Stop the Saatchi Bill

Driven by an extraordinary two-year PR campaign on social media and a supportive newspaper partner, this all started as Lord Saatchi’s Medical Innovation Bill, metamorphosed through several versions, and was resurrected under a new name by Chris Heaton-Harris, before finally clearing its last hurdle in the Lords this week to become the Access to Medical Treatments (Innovation) Act. Pretty much the only thing they share is the word 'Innovation' in the title.

One day, it may be possible for politicians to ask the people who actually work in the medical field: what are the problems you face, and how can we help you overcome them?

One day, politicians may actually listen to the answers they receive, and thus try to tackle genuine problems rather than imagined ones.

One day, politicians, medics, researchers, lawyers, patient groups, charities, and the public, may work together to overcome the barriers to the development and provision of new treatments.

But it is not this day.

Read more: Not this day

A welcome decision

The Stop the Saatchi Bill Alliance welcomes the decision not to move the Medical Innovation Bill at its second reading.

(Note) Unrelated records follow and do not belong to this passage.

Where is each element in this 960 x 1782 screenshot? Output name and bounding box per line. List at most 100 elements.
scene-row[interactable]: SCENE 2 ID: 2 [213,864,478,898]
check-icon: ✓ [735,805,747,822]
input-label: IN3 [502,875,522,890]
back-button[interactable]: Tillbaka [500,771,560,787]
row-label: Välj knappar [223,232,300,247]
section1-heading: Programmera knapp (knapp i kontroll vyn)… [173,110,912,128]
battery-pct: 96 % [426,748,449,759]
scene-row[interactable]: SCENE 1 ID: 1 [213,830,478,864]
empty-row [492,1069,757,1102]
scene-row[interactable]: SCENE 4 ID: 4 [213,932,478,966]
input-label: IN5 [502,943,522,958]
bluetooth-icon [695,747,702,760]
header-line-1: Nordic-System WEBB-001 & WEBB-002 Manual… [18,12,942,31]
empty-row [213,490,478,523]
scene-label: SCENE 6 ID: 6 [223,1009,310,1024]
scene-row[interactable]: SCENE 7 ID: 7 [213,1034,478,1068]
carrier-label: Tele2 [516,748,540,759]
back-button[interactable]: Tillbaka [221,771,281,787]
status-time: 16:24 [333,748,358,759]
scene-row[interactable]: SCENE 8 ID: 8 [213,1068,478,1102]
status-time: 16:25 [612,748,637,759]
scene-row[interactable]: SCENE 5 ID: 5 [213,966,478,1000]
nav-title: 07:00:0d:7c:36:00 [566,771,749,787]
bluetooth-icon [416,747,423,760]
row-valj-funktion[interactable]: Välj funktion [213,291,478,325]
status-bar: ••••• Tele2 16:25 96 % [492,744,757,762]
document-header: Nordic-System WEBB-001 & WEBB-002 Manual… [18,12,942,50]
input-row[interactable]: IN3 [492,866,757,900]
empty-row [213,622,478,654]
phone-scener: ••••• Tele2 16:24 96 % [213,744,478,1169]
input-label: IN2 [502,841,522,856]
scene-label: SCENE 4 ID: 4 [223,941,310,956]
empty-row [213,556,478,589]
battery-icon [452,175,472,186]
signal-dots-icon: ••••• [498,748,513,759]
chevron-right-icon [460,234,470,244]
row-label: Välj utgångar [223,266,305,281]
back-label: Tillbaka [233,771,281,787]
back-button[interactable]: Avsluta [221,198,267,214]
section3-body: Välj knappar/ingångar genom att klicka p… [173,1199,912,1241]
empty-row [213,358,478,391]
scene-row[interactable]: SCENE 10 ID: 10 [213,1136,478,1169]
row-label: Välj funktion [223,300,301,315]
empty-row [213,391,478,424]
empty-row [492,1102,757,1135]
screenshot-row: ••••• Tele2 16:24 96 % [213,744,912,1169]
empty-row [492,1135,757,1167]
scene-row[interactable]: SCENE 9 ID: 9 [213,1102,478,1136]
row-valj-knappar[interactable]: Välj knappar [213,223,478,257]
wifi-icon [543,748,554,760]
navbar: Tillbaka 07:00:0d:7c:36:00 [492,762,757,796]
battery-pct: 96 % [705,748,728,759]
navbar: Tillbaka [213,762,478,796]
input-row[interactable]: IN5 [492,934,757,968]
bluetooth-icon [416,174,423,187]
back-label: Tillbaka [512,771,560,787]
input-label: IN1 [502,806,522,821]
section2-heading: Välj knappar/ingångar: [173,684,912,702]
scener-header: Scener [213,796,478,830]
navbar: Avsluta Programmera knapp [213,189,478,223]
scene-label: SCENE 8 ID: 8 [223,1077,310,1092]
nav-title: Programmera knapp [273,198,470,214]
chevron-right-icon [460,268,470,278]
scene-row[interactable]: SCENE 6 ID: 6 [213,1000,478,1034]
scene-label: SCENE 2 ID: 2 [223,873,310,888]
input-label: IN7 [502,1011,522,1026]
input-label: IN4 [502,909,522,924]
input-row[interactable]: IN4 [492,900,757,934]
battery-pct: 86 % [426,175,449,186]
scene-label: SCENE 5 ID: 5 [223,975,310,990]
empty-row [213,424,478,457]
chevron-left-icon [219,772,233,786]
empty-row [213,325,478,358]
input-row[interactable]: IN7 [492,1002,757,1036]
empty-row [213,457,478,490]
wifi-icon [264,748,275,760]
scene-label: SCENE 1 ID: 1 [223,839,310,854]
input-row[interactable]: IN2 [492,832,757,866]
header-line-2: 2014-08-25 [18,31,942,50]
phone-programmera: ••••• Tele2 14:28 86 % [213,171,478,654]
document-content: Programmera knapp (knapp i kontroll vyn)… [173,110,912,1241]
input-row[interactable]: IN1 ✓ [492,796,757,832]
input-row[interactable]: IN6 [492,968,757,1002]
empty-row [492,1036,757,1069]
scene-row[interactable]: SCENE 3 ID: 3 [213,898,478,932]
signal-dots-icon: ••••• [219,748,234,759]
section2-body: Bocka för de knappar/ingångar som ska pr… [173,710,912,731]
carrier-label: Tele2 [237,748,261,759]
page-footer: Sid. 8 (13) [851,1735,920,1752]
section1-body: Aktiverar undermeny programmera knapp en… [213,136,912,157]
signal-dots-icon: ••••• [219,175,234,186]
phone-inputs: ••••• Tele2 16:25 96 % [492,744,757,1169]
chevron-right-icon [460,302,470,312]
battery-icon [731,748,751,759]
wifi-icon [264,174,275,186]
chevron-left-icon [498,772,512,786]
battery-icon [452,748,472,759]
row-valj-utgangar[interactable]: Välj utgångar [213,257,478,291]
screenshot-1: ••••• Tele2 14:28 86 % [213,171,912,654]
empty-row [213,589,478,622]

While we firmly support innovation, we were joined by countless charities, experts, professional and patients’ organisations in our concerns that the Bill, which was set to apply to all patients, all doctors, all conditions and all treatments, was both unnecessary and unacceptably dangerous.

The law of negligence does not impede responsible innovation and the Bill was poorly targeted on this baseless premise.

Some further concerns included that the Bill would undermine clinical trials and introduce contradictory and dangerous amendments to the law, removing a patient’s ability to access redress without providing any additional rights of access to treatment, helping neither doctors nor patients.

Importantly, it was widely agreed to be a serious threat to patient safety.

However well-meaning the originator and motivations of this private member’s Bill, it is a disgrace that the Government and Department of Health supported and encouraged dangerous primary legislation based on such lack of evidence and with such ill-conceived expectations.

The Stop the Saatchi Bill Alliance will firmly reject and repudiate any future moves to bring such legislation back. There is no legal impediment to medical innovation to be solved.